SAT Stays SEBI Order Against Kishore Biyani, Future Group Entity
Kishore Biyani (Photographer: Dhiraj Singh/Bloomberg)

SAT Stays SEBI Order Against Kishore Biyani, Future Group Entity

The Securities Appellate Tribunal has stayed the market regulator’s order that restricted Future Group founder Kishore Biyani, his brother Anil Biyani and Future Corporate Resources Pvt., along with other individuals from accessing the securities market for a year.

A three-member bench led by Justice Tarun Agarwala, who heard the matter through video conferencing, stayed the effect and operation of Securities and Exchange Board of India’s order. It has directed the entities to deposit an amount of Rs 11 crore and will hear the matter in April, as per the media release by Future Corporate Resources.

The SAT order is yet to be made public.

The case emanates from trading in Future Retail Ltd. shares prior to the announcement of a scheme of arrangement on April 20, 2017. The scheme of arrangement was between Future Retail, Bluerock eServices, Praxis Home Retail and their respective shareholders. It resulted in demerger of certain business from Future Retail and was expected to have a positive impact of Future Retail’s share price, according to the SEBI’s order.

SEBI had noted that Future Corporate Resources and FCRL Employee Welfare Trust purchased Future Retail’s shares prior to the public announcement of the scheme of arrangement. The trades were done by entities that were aware of the scheme and hence found to have traded while in possession of unpublished price sensitive information. The market regulator said in its order that the trades were authorised by Kishore and Anil Biyani and hence penalised the two.

At the hearing, Somasekhar Sundaresan, counsel for Kishore Biyani, cited an order in the Bharti Airtel case where the market regulator had exonerated the company saying that information published in newspapers is considered generally available information.

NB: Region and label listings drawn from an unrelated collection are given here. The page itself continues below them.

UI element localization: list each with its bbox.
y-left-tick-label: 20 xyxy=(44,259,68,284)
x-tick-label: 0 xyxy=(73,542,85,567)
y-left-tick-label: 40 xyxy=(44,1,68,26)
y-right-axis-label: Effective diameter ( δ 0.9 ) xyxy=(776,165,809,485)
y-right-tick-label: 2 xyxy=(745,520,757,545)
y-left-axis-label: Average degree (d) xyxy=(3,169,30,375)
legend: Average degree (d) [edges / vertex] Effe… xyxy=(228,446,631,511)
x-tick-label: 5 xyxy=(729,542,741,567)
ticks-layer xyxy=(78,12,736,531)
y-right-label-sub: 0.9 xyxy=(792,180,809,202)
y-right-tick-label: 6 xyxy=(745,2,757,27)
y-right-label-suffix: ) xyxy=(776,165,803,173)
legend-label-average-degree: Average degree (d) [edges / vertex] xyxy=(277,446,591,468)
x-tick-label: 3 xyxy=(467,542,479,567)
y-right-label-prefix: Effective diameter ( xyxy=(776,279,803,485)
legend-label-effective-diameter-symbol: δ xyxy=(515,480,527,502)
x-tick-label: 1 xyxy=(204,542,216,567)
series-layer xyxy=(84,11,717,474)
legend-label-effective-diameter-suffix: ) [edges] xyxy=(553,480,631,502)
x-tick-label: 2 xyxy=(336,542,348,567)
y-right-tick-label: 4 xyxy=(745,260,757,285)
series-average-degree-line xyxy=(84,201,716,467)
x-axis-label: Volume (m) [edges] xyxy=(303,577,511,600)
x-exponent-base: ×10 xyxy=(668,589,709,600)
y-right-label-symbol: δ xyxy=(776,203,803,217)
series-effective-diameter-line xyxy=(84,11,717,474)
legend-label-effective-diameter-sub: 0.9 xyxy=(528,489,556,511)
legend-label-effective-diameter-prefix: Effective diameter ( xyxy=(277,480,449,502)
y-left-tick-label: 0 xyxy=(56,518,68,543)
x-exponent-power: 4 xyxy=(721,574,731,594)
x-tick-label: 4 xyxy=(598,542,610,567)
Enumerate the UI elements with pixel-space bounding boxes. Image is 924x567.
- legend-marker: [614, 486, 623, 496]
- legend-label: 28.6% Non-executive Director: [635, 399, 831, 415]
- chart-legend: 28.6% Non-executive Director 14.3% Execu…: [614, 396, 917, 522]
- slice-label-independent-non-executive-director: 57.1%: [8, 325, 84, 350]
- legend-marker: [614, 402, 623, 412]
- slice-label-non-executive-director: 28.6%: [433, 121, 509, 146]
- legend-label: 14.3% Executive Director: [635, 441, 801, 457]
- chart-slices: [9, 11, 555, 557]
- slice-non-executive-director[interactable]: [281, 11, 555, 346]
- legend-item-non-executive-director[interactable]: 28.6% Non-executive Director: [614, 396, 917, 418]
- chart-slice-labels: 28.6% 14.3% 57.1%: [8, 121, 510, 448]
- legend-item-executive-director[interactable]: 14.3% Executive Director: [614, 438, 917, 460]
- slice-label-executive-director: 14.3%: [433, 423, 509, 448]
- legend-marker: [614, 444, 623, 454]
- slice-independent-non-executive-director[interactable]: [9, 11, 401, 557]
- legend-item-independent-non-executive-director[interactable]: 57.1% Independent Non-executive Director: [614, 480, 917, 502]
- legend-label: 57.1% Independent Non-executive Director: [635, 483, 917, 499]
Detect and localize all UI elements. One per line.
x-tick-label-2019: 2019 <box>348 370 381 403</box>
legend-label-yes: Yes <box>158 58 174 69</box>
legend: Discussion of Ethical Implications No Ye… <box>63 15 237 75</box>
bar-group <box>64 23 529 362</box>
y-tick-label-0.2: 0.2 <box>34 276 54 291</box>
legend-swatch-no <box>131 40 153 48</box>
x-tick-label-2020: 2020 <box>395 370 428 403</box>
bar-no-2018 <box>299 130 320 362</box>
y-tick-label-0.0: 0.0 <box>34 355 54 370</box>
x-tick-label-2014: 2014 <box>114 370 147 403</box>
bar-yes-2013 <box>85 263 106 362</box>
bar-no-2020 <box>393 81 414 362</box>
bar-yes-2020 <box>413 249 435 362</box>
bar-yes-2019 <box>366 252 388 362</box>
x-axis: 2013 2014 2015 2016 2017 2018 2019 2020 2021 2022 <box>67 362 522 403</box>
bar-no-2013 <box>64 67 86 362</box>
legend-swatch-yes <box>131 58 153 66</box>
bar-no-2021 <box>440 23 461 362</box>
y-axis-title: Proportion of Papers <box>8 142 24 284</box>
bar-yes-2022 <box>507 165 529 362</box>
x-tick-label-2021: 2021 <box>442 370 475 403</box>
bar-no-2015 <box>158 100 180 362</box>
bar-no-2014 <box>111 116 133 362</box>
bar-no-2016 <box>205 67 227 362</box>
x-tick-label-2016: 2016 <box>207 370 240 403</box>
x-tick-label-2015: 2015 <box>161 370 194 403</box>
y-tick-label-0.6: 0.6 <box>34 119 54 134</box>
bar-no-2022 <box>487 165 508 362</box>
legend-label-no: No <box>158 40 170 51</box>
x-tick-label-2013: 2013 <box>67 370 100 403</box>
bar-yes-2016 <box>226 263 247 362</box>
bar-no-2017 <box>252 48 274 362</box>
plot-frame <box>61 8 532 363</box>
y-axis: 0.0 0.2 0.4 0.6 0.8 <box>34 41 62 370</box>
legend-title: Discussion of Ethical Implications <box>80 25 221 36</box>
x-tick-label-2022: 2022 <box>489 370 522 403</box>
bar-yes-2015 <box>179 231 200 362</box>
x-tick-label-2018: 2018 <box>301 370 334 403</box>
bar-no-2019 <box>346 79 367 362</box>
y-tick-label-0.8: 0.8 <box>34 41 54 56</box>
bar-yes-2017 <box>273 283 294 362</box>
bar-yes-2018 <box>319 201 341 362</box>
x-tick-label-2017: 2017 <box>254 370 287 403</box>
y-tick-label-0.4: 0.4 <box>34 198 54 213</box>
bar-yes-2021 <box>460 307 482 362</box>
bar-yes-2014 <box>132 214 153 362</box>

According to Future Corporate Resources’ media statement, he argued that:

  • The home furnishing business formed a miniscule part of the entire business of Future Retail and was thus hardly material for price discovery for shares of the retailer.

  • The actual terms of restructuring were initiated only in April 2017 while the purchase by the Biyanis were made in March to avail the creeping acquisition limits under the takeover regulations.

  • A generic reference to the term “information” is vague as the information about the transaction was in public domain and actual terms of the transaction were discussed and initiated only in April 2017, while the purchases were made in March that year.

But Ravi Kadam, senior counsel for SEBI, argued that the proximity of purchases by the entities pointed out an intent to benefit from information about the restructuring. Future Group in February 2017 had informed the stock exchanges that actual terms of the transaction had not been finalised, he said.

The stay granted by the tribunal will remain effective till the matter id decided. The case will now come up for hearing on April 12, 2021.

(Updates an earlier version to include details from Future Corporate Resources’ media statement.)